Different approaches will work for different organisations; companies may decide to bring in one-quarter of workers one week at time, trade off every other day, or work in three-day stints.

What next: long-term impacts

Just as we have emerged from previous epidemics with positive outcomes, we also expect to see some positive long-term impacts from COVID-19, particularly in the form of business modernisation and the environment:

  • The ultimate test (and advancement) of cloud and IoT (Internet of Things) readiness: COVID-19 has made it painfully clear to enterprises which cloud capabilities they do and do not have. As companies see the value and necessity of the cloud (as well as the capability to move quickly when forced), they will begin fast-tracking initiatives that have been on hold or in unscaled pilots. Many will realise the value of not staffing a data centre and will accept that leading mega-platform providers deliver levels of security that are typically better than on-premises solutions.

Beyond cloud, we will also see advancements in how IoT and augmented/virtual reality better enable the non-remote workforce. Smart factories and offices will increase, allowing critical functions that currently need to be overseen in person to be monitored remotely or, at a minimum, by fewer people.
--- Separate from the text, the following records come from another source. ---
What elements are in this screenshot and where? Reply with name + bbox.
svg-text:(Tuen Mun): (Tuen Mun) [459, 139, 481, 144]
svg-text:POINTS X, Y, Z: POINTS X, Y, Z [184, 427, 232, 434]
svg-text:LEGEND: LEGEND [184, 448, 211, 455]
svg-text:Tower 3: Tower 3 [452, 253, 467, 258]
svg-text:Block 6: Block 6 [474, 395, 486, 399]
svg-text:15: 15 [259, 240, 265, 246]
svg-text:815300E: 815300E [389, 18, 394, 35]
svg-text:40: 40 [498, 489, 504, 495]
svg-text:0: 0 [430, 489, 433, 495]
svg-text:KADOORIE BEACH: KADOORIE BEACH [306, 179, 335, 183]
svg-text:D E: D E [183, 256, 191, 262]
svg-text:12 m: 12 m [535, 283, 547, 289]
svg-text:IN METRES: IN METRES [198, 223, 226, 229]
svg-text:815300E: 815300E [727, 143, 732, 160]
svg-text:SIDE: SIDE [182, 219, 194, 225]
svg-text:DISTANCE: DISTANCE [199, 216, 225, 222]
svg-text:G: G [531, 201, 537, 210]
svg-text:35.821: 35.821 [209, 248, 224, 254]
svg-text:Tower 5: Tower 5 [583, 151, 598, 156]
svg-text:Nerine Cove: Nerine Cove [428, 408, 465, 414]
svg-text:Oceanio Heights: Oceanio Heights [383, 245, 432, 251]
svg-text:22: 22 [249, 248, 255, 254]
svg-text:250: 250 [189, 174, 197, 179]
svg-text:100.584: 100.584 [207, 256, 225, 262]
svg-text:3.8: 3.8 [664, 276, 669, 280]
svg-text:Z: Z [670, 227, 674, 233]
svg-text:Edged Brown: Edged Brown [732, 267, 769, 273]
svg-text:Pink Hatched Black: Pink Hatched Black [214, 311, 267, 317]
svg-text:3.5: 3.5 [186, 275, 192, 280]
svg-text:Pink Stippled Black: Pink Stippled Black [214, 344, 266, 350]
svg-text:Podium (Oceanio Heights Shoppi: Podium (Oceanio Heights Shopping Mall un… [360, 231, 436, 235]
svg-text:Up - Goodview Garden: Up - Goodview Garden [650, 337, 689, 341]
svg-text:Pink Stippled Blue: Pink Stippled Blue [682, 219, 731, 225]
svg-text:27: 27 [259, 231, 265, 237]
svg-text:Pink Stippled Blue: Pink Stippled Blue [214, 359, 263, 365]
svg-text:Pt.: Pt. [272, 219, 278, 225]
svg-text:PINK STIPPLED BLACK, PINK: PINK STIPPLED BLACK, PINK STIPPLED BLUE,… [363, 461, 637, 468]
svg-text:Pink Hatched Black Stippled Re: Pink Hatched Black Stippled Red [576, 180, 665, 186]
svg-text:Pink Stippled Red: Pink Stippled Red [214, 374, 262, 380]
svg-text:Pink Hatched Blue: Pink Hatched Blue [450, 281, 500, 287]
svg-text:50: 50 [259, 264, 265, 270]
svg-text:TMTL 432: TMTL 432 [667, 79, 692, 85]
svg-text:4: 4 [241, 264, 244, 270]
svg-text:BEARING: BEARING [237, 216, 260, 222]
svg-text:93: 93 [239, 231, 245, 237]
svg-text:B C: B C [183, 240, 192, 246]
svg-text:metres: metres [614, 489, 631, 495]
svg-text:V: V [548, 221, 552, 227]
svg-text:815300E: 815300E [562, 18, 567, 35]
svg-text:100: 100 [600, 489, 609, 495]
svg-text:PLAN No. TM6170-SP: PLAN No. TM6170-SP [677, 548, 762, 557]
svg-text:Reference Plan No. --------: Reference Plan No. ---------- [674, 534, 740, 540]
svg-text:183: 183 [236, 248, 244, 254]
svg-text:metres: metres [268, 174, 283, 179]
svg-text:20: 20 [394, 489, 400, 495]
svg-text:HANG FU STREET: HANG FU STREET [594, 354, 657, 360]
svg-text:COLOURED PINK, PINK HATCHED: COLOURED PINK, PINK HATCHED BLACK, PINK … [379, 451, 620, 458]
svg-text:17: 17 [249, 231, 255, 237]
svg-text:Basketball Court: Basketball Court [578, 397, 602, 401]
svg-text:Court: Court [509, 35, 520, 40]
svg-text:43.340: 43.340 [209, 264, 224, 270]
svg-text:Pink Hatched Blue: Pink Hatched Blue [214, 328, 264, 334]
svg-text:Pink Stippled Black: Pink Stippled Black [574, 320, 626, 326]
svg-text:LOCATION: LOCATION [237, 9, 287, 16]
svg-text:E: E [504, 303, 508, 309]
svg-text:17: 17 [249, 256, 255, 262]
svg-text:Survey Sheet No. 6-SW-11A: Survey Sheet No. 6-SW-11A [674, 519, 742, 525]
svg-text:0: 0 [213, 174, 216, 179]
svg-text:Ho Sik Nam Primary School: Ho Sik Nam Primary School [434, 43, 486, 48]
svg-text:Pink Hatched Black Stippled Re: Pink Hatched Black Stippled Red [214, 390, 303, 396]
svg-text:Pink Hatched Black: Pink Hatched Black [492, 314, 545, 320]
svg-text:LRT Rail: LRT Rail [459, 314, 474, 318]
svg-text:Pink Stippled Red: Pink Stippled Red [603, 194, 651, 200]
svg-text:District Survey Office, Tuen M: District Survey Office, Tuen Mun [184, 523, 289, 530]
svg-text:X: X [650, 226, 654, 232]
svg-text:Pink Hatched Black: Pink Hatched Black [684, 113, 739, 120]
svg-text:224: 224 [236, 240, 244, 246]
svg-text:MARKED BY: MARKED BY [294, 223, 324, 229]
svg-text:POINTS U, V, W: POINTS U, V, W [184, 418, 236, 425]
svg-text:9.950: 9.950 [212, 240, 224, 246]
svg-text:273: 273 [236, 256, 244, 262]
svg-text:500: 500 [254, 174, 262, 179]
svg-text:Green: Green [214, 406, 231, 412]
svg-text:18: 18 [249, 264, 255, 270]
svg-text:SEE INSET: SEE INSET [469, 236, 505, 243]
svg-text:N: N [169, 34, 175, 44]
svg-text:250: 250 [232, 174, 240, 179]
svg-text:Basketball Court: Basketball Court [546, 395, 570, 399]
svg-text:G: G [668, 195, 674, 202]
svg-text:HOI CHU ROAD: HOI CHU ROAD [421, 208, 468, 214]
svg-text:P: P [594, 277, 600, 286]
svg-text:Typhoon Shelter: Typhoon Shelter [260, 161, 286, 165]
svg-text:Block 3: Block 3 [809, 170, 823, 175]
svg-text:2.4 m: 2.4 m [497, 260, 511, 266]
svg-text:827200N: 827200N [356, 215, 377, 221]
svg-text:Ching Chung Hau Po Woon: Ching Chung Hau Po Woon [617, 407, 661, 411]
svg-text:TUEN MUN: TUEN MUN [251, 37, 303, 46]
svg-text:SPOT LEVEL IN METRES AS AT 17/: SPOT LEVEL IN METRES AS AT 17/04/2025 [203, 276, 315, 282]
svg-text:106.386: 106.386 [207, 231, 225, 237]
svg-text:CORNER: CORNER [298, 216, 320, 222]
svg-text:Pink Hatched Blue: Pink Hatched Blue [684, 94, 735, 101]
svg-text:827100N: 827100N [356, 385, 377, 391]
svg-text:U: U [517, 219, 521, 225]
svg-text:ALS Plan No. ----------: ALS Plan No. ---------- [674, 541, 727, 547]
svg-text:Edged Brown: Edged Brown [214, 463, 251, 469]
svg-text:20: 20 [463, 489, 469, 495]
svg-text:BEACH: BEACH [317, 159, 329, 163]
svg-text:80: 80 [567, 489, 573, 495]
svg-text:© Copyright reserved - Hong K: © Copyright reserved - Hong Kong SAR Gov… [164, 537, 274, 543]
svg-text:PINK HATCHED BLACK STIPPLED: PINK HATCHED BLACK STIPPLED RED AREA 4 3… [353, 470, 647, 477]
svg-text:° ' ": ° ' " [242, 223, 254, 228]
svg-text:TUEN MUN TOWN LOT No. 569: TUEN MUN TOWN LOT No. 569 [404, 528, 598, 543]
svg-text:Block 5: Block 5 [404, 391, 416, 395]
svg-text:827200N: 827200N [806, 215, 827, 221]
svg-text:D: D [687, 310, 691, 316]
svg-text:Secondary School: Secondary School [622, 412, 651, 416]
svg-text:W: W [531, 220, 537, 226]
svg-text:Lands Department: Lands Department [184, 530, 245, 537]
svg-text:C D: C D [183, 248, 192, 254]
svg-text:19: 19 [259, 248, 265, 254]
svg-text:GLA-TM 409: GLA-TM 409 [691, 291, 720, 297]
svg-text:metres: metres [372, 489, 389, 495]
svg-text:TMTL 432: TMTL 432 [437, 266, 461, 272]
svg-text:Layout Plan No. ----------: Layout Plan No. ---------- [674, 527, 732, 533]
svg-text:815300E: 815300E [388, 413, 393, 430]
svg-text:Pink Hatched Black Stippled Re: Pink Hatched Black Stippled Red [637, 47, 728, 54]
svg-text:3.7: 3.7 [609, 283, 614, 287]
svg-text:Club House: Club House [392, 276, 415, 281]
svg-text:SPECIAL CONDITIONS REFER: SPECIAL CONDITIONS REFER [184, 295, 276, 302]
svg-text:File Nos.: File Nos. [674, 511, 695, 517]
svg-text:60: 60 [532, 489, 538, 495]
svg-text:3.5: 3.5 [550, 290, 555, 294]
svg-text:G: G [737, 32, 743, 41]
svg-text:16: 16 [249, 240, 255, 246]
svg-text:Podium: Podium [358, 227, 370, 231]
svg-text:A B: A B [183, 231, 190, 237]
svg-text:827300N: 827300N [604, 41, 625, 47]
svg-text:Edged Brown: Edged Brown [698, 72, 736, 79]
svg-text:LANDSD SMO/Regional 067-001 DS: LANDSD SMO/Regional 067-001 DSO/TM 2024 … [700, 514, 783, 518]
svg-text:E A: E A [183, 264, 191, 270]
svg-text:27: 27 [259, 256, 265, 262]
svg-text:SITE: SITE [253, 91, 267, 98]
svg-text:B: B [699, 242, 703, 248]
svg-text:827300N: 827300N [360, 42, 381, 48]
  • Reduced emissions. As businesses become more technologically intensive, the practice of working from home will become the norm. This will result in a sizable decrease in daily commuters. I expect to see studies estimating the volume of emissions avoided in major cities during the weeks of quarantine, and how that could extrapolate over time if (and likely, when) workers continue to work from home.
  • Innovation across the board. Changes in consumer behaviour lead to innovations, and the vast change in consumer behaviour brought on by COVID-19 – especially the need to reduce human contact – will undoubtedly lead to more automation and virtualisation. Virtual power plants will become more important than ever as millions begin working from home, spiking electricity usage during hours that would typically be considered “off-peak”. 5G, which is already forecast by GSMA to support 48 per cent of connections in the U.S. by 2025, will accelerate even faster to support the mobile workforce and better power IoT connections.
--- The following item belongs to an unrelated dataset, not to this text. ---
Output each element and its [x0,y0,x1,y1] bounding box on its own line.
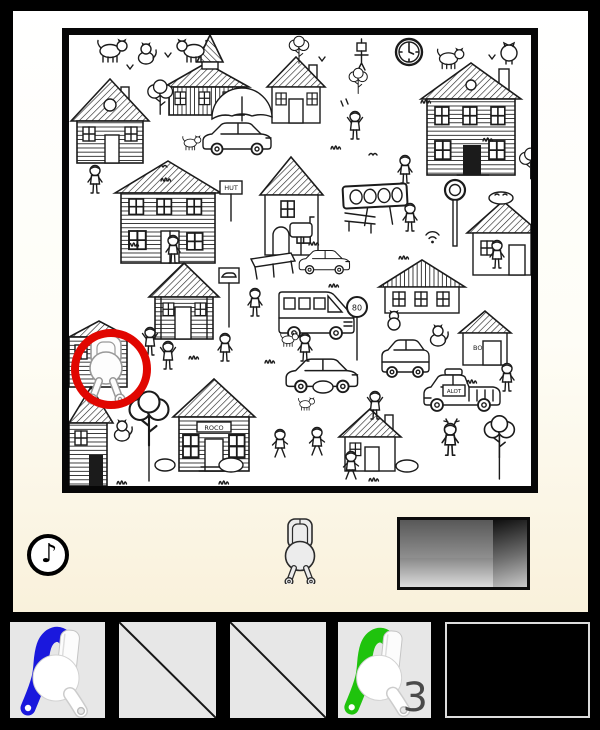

As 5G and IoT advance as one, the possibilities for edge computing will rise exponentially. According to an IDC FutureScape 2020 prediction, 70 per cent of enterprises will run varying levels of data processing at the IoT edge by 2023. In tandem, organisations will spend over $16 billion on IoT edge infrastructure in that time. While use cases vary, there will be instances, such as plant operations, where IoT devices on the factory floor will need to communicate with one another and be in a position to collect, analyse, and act on data acquired from a variety of other sources as well. Doing so will require the type of low-latency, high-reliability network that 5G delivers. This will not only improve industrial processes but will also give rise to industry-specific implementations such as in healthcare.

By taking the appropriate actions, enterprises and society at large will walk away from the coronavirus crisis stronger than before. Organisations can emerge more nimble, innovative, and better prepared to solve whatever life throws our way tomorrow.